Now, if kids draw pictures of guns and bombs, they get expelled; our teachers never gave it a second thought; boys will be boys; they understood that.
No school shootings back then. Hmmmm.
Very true, though the Russians overall won that battle. The sniper in the pic is Zaitsev and a prominant German sniper named Heinz Thorvald was also at Stalingrad.
I’ve always wanted to visit Oradour Sur Glane.
My dad was a tailgunner on a B25,lost a kidney when it crashed.
If there were as many air battles, as I drew as a kid, WW2 would have lasted 20 years.
There was a lot of that when I was a kid.
Charles Heller (our local Libertarian well-informed smart guy) interviewed two real live B-17 pilots last Sunday. It's not in the archives yet, but hopefully it will be soon.
http://www.libertywatchradio.com/listen
1:30 - Dewayne "Ben" Bennett, pilot, B-17 "Squawkin' Chicken" 384th Bomb Group, 8th Air Force, 31 missions March-July 1944 and Andy Anzanos, Flight Engineer and Top Gunner, "Liberty Bell-e" 390th Bomb Group, 8th Air Force, 26 missions November 194-March 1944.
I wish you could hear that, it was a treat to listen to these two old guys.
One caller asked them what kind of rounds they used, he thought it was 20mm. Pilot told him it was .50.
Then the caller asked them what kind of rounds they used, armor piercing, tracer...?
The pilot told him they quit using tracer, so the German pilots wouldn't know which guns were out.
Damn. Just Damn.
The Greatest.
No one is a Bundist for doing nothing more than noting that there were Americans vitally concerned with what happened in some German cities selected for bombing by the Brits.
I’d love to see that interview, a family friend in Georgia got to know LT. Cmdr. George Gay a few years before his death.
It's silly to rely on an official history of the winner's actions during war.
You can make all three points (ex the specific hardware - which is questionable) about any large city in the USA.
Dresden was FIRE bombed, just as Tokyo was fire bombed, and then bombed again with HE to bring the war home to the German people and because, again, like any major city, it was a transportation hub.
The only justification needed is that it offered a means to advance our strategic goals against enemies that had shown themselves to be capable of brutality as well as a desire to harm us and our allies.
The truth of those strategic goals in Europe was that allied planners didn't think they had any better options and needed to ratchet up the pain.

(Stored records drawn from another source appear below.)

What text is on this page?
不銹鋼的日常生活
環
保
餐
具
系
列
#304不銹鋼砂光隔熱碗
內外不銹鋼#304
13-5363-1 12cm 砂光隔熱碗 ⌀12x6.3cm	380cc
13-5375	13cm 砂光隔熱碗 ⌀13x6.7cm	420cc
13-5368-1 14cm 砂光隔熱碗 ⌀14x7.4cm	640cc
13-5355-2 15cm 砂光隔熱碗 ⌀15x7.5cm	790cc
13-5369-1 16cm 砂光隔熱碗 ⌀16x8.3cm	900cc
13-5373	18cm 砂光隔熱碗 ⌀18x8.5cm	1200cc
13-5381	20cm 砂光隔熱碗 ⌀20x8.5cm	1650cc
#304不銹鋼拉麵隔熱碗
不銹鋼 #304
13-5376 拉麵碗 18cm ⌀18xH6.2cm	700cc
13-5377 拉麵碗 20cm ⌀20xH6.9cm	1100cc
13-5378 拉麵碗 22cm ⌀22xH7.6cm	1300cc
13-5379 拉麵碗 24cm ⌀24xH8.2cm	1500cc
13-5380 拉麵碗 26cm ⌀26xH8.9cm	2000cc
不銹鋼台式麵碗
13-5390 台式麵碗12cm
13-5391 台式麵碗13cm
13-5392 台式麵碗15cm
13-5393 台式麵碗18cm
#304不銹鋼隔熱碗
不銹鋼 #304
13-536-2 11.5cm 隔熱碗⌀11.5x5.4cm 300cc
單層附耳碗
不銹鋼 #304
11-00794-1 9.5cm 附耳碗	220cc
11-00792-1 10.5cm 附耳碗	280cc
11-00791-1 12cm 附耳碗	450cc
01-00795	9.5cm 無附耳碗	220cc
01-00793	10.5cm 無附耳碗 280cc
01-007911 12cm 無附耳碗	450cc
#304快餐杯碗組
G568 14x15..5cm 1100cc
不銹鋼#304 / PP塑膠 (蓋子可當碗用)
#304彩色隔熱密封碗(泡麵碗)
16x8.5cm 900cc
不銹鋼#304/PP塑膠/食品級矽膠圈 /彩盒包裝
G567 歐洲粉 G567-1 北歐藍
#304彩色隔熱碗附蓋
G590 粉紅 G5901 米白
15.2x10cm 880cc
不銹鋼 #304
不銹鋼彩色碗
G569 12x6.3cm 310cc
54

The truth of those goals in the Pacific was more complex.
At first, we didn't have he assets to concentrate only on military targets - fire bombing is cheap and does not require an armada to do it right. Later, we had reasonable fears that a land invasion would literally depopulate Japan as well as cost a huge number of Allied casualties - and we had this neat new weapon that no one really understood at the time.
It can't be made pretty, it ain't nice, but it might have shortened the over all war and probably saved allied lives.
Footnote:
In modern western society attacking civilians is never a first option, its either a result of frustration, stalled progress, or, like Coventry, error in execution. Nazi Germany changed that long before the war by attacking groups of people at home and then expanding their war into neighboring sovereign states. Their strategic goals were muddied, their social goals were not.
Sadly, we may see the same shift again unless islam reins itself in and rediscovers civilization sometime soon.
If any of them bothered to read Mein Kampf, they would have known what Hitler had in store. Seems to me that Hitler wasn't properly 'vetted' by the German people.
And then - across the river is what the Soviets built. Quite a contrast!
I'm sick of holocaust denial. It's pervasive and disgusting.
Hitler's National Socialists murdered 11.5 million people in the death camps (of whom, yes, six million were Jews).
Apparently, 5.5 million murdered Gentiles are "unpersons".
Folks need to quit covering up for Hitler. Give him full credit for being the abomination he truly was.